Saturday 23 August 2008

Hitting Girls and Stealing Kids

The final instalment from the Koh Tao back catablogue is from the last night we had with Jeroen and Martina before they flew back to Holland.

Creatures of habit, they liked a bakery that was situated halfway down to the main road on the beach. The food there was rather cracking, and there was also a man that laughed at everything and a dog that never moved. It was here, on that very night, that Jeroen told us my favourite of his many, many stories from the crazy flat land.


I had been explaining to our continental cousins that whilst in India, Helen of Dagleyshire had been bitten on the eye and it had swollen up, making it look like I had 'popped her in the eye' as Eddie Murphy would say. And probably still does, come to think of it.
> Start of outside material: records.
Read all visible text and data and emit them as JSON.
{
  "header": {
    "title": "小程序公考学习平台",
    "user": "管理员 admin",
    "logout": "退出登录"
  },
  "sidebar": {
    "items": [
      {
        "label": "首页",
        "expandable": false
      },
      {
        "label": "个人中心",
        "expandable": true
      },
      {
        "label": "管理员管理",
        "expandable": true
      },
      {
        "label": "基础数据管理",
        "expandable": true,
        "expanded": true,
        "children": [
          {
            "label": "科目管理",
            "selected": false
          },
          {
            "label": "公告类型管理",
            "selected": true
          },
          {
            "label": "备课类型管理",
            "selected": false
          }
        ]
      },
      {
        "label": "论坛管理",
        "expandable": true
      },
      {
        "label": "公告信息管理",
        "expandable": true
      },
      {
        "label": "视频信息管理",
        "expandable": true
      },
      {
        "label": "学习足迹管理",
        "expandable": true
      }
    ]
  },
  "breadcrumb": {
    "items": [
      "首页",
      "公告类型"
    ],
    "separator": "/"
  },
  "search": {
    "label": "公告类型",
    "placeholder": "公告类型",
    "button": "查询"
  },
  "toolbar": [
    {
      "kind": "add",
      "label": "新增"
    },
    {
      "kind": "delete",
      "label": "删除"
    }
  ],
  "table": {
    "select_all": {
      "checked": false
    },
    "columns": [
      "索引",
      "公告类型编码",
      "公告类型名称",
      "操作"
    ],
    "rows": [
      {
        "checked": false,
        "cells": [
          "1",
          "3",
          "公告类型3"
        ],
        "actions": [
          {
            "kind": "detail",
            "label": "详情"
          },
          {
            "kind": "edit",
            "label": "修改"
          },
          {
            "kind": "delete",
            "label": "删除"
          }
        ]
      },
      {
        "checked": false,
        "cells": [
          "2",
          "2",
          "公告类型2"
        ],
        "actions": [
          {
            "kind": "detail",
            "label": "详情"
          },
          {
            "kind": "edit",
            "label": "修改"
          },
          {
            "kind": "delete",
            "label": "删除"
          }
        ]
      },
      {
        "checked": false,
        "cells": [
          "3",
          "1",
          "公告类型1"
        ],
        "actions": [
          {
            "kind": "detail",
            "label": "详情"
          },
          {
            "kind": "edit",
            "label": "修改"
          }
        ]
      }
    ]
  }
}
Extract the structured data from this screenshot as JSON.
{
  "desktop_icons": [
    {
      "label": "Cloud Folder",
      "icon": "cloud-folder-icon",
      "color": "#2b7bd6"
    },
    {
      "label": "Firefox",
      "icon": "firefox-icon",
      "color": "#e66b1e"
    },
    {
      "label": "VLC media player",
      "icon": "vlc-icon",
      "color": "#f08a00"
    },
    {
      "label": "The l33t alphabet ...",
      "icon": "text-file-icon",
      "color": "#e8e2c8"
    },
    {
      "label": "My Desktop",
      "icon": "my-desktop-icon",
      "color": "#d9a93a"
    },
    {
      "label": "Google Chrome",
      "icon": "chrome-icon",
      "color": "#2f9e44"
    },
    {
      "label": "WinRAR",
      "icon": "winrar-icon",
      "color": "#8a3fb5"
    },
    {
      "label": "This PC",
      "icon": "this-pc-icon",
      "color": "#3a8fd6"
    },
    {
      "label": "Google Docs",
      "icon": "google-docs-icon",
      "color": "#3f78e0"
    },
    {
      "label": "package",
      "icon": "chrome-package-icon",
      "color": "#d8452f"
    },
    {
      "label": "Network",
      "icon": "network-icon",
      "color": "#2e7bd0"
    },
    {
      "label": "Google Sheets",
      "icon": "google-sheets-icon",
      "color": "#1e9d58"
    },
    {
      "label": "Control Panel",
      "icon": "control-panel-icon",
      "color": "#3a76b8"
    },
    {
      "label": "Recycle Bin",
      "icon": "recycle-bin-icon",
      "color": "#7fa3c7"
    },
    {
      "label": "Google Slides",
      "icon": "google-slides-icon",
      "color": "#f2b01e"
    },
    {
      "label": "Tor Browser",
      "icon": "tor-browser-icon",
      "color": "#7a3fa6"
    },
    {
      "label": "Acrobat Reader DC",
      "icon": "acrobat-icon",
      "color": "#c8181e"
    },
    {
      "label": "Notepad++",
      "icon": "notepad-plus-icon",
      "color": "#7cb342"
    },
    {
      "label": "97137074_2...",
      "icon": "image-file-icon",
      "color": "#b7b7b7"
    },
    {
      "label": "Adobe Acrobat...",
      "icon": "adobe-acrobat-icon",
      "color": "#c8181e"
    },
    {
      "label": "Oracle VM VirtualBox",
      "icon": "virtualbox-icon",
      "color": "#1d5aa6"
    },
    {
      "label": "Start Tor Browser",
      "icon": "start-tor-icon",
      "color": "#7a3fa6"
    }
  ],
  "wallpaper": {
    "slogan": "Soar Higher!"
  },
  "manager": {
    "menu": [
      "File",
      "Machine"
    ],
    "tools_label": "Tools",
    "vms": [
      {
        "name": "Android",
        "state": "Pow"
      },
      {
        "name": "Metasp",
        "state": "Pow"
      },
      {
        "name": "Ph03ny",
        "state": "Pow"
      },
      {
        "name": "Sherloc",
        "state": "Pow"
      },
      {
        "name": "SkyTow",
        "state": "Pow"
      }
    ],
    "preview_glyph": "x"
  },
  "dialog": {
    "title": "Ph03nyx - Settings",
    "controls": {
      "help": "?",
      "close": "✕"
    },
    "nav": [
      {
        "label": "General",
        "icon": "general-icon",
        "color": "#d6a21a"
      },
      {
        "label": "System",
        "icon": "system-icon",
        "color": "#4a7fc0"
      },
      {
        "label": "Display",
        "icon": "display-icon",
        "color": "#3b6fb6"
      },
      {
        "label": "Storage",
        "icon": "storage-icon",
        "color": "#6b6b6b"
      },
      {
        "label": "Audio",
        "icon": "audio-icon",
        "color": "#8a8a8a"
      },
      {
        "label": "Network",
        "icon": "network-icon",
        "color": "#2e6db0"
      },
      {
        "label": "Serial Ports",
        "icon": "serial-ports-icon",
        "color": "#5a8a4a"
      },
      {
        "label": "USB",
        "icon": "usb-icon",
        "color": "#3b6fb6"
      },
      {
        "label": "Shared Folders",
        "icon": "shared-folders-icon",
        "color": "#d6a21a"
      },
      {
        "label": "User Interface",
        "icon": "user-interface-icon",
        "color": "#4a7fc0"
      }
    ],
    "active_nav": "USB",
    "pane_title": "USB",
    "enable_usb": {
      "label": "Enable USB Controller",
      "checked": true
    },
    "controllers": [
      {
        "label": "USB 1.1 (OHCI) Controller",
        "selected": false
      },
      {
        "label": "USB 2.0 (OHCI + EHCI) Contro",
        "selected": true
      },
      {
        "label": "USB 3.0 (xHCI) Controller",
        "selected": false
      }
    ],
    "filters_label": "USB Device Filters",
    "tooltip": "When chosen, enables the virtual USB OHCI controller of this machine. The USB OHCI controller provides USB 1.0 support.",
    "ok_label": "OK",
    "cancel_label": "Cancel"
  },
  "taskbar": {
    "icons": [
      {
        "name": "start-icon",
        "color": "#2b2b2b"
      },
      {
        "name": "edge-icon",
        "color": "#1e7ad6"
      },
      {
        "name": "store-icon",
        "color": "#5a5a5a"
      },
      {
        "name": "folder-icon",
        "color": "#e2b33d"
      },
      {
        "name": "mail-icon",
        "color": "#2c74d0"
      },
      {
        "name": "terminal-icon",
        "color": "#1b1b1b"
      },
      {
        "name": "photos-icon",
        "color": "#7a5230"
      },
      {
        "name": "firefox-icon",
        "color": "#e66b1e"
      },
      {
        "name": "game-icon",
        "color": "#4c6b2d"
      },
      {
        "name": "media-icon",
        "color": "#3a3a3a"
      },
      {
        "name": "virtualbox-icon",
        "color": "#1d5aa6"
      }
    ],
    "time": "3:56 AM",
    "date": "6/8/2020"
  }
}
Jeroen: I hit a girl once.
Chris: God! Did you? I don't think I've ev-
J: I hit her very hard.
C: Right, ok! Wh-
J: I hit her very hard in the fayshe and knocked her out.
C: Fuck Jeroen! You knocked her out?! Why?!
J: She wash a Moroccan girl, and she had shaid some shit about me raping her shishter in the club. I do not like the Moroccan girlsh.
Now, to be one hundred percent honest and fair, there are a few details I could add here that make it seem slightly less unprovoked. But as Jeroen didn't explain them to us until later, this is the story I'm sharing with you.


Look how Dutch there are...
Later that night after a few rounds of Where's Hilary Duff? we were walking back towards our resort. Suddenly Jeroen dashed off like a bloodhound. He had, we found out, heard the voice of a Belgian man who they had met some weeks ago.

Apparently the Belgian had said that on the 8th of August, 2008, it was his 40th birthday party and that he would be getting some friends together to meet him out on Koh Tao, so they could have a barbeque on the beach.



When we looked, 'some friends' were in fact at least 50 people, all wearing t-shirts with '08.08.08 The Number of the Feast' on and having a whale of a time. They invited us all to come over and have a party with them, and without much twisting of our arms we went and sat down on some bean bags and watched the show.

'The Show' was namely a three year old Thai boy.

He was the single most enthusiastic, funny, mental-in-a-good-way and happy child I have ever encountered. He was, we were told, already a Thai boxer, and he was training to be a fire spinner. This lad ran round for hours entertaining everyone and, I say without shame, and only a slight fear of the law, I wanted to steal him.


I didn't. His little sister would've kicked seven shades of shit out of me.